While I have never wished to underestimate the awakening power of purely mental training, I believe that this visible, tangible contact with nature gave me inspirations and ambitions which could not have come in any other way. I favour the most thorough mental training and the highest development of mind, but I want to see these linked with the common things of the universal life about our doors.

It was this experience in using my hands that led me, in spite of all the difficulties in the way, to go to the Hampton Institute, where I had learned that pupils could have not only their minds educated, but their hands trained. When I entered the Hampton Institute few industries were taught there, but these had to do with the fundamentals of every-day life. The hand work began with the duties which lay directly in the path of the student. We were taught to make our own beds, to clean our rooms, to take care of the recitation rooms, and to keep the grounds in order. Then came lessons in raising our food on the farm and the proper methods of cooking and serving it in the school. The instruction in iron and wood-work in the earlier years of the institution was mostly in making and repairing the farming implements and in helping to maintain the buildings.

While much of this work may seem rudimentary, it had great educational value. How well I remember the feeling of stimulus and satisfaction inspired by the sight of a perfectly made bed, the pillows placed always at the right angle, and the edges of the sheets turned over according to rules of neatness and system. The work of the farm had a similar kind of influence upon my views of relative values in education. I soon learned that there was a great difference between studying about things and studying the things themselves, between book instruction and the illumination of practical experience.

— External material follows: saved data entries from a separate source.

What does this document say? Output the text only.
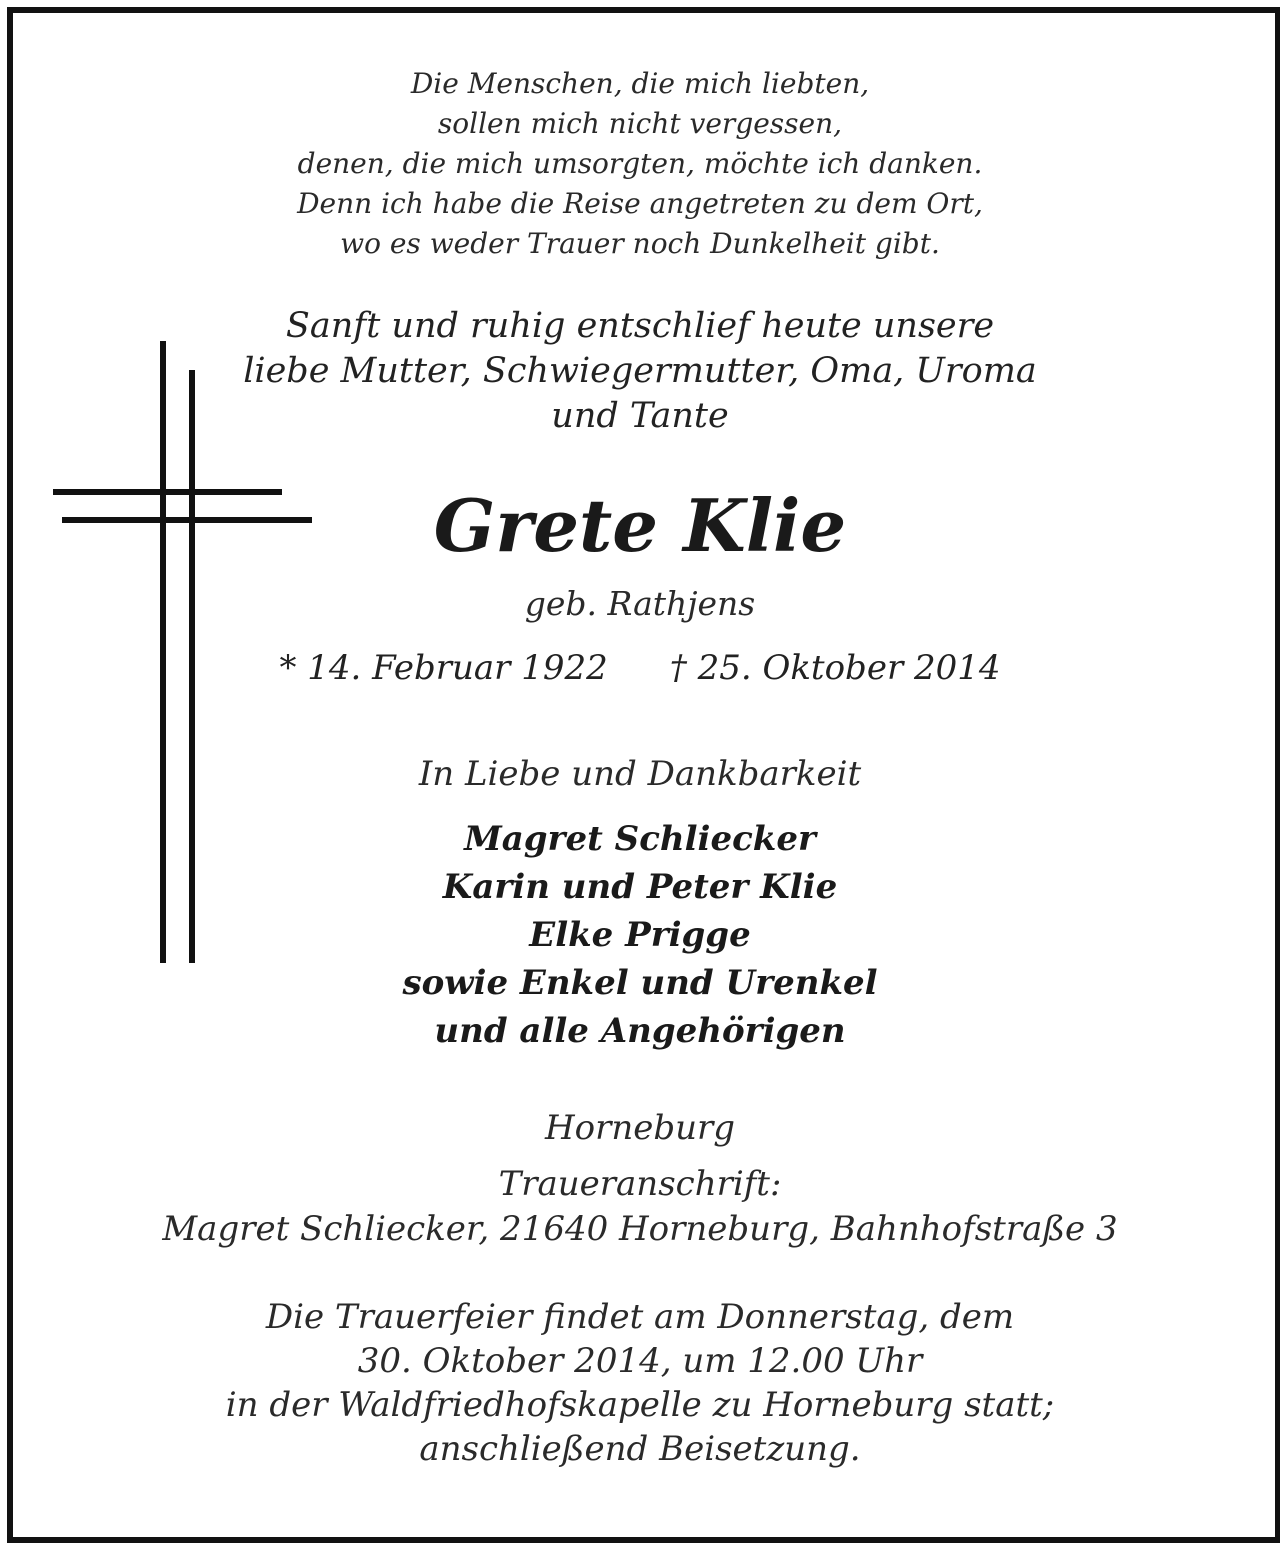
Die Menschen, die mich liebten,
sollen mich nicht vergessen,
denen, die mich umsorgten, möchte ich danken.
Denn ich habe die Reise angetreten zu dem Ort,
wo es weder Trauer noch Dunkelheit gibt.
Sanft und ruhig entschlief heute unsere
liebe Mutter, Schwiegermutter, Oma, Uroma
und Tante
Grete Klie
geb. Rathjens
* 14. Februar 1922 † 25. Oktober 2014
In Liebe und Dankbarkeit
Magret Schliecker
Karin und Peter Klie
Elke Prigge
sowie Enkel und Urenkel
und alle Angehörigen
Horneburg
Traueranschrift:
Magret Schliecker, 21640 Horneburg, Bahnhofstraße 3
Die Trauerfeier findet am Donnerstag, dem
30. Oktober 2014, um 12.00 Uhr
in der Waldfriedhofskapelle zu Horneburg statt;
anschließend Beisetzung.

This chain of experiences, whose links I have tried to indicate, served as a preparation for the work of training the head, the heart, and the hands which I was to undertake later at the Tuskegee Normal and Industrial Institute in Alabama. When I went to Alabama to begin this work, I spent some time in visiting towns and country districts in order to learn the real conditions and needs of the people. It was my ambition to make the little school which I was about to found a real service in enriching the life of the most lowly and unfortunate. With this end in view, I not only visited the schools, churches, and farms of the people, but slept in their one-roomed cabins and ate at their tables their fare of corn-bread and fried pork.

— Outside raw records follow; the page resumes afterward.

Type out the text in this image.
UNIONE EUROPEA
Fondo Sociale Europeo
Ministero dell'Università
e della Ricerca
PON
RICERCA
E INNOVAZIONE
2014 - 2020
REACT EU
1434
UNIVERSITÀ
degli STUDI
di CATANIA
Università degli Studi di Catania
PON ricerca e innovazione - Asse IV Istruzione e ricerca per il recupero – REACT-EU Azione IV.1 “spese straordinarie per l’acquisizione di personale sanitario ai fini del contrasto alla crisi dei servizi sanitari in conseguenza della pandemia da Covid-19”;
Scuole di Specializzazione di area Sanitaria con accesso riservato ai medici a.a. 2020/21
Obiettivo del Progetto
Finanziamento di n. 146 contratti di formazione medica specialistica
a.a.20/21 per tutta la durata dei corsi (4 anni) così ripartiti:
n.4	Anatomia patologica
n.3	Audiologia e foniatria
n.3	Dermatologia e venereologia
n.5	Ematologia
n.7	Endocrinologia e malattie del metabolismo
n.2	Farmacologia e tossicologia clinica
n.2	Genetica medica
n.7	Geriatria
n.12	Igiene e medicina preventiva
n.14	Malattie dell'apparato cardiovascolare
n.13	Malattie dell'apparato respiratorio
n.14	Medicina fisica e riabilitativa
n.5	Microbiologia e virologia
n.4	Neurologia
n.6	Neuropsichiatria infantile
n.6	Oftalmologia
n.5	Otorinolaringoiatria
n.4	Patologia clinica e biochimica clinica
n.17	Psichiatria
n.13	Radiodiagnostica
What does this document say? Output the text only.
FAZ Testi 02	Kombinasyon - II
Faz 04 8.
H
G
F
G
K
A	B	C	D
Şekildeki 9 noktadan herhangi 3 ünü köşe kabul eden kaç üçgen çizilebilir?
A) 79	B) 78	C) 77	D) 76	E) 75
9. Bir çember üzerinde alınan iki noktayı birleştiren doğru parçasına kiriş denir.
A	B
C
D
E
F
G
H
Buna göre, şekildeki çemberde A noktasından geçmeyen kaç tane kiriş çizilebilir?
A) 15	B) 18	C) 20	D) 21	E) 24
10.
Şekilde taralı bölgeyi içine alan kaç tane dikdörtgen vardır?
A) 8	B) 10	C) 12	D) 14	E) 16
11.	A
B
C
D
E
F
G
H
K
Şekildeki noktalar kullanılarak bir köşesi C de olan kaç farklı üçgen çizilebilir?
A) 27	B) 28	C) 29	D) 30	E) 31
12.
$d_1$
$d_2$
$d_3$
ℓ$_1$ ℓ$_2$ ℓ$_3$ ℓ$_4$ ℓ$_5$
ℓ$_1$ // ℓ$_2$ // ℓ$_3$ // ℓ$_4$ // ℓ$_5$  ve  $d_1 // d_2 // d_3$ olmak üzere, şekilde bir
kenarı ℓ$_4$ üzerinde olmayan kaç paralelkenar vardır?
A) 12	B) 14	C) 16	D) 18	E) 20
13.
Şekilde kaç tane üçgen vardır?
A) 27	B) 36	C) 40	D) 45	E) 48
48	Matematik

FIRST BUILDING ERECTED ON SCHOOL GROUNDS

Often while making these visits, both in the towns and in the plantation districts, I found young men and women who had acquired considerable education, but it seemed to be limited to memorising certain rules in grammar and arithmetic. Some of them had studied both the classic and modern languages, and I discovered students who could solve problems in arithmetic and algebra which I could not master. Yet I could not escape the conviction that the more abstract these problems were, and the further they were removed from the life the people were then living, or were to live, the more stress seemed to be placed upon them. One of the saddest features was to find here and there instances of those who had studied what was called "art" or "instrumental music," in other words "the elegant accomplishments," but who were living in houses where there was no sign of beauty or system. There was not the slightest indication that this art or these accomplishments had had or ever would have any influence upon the life in the homes of these people.

Indeed, it did not seem to have occurred to them that such things ought to have any relation to their every-day life. I found young men who could wrestle successfully with the toughest problems in "compound interest or banking" or "foreign exchange," but who had never thought of trying to figure out why their fathers lost money on every bale of cotton raised, and why they were continually mortgaging their crops and falling deeper into debt. I talked with girls who could locate on the map accurately the Alps and the Andes, but who had no idea of the proper position of the knives and forks on the dinner table. I found those who remembered that bananas were grown in certain South and Central American countries, but to whom it had never occurred that they might be a nourishing and appetising food for their breakfast tables.

In a country where pigs, chickens, ducks, geese, berries, peaches, plums, vegetables, nuts, and other wholesome foods could be produced with little effort, school teachers were eating salt pork from Chicago and canned chicken and tomatoes sent from Omaha. While the countryside abounded in all manner of beautiful shrubbery and fragrant flowers, few of these ever found their way into the houses or upon the dinner tables. While in many instances the people had always lived in the country, and would continue to do so, what few text-books I saw in their cabins were full of pictures and reading matter relating to city life. In these text-books I saw pictures of great office buildings, ships, street-cars, warehouses, but not a single picture of a farm scene, a spreading apple-tree, a field of grass or corn, a flock of sheep, or a herd of cows.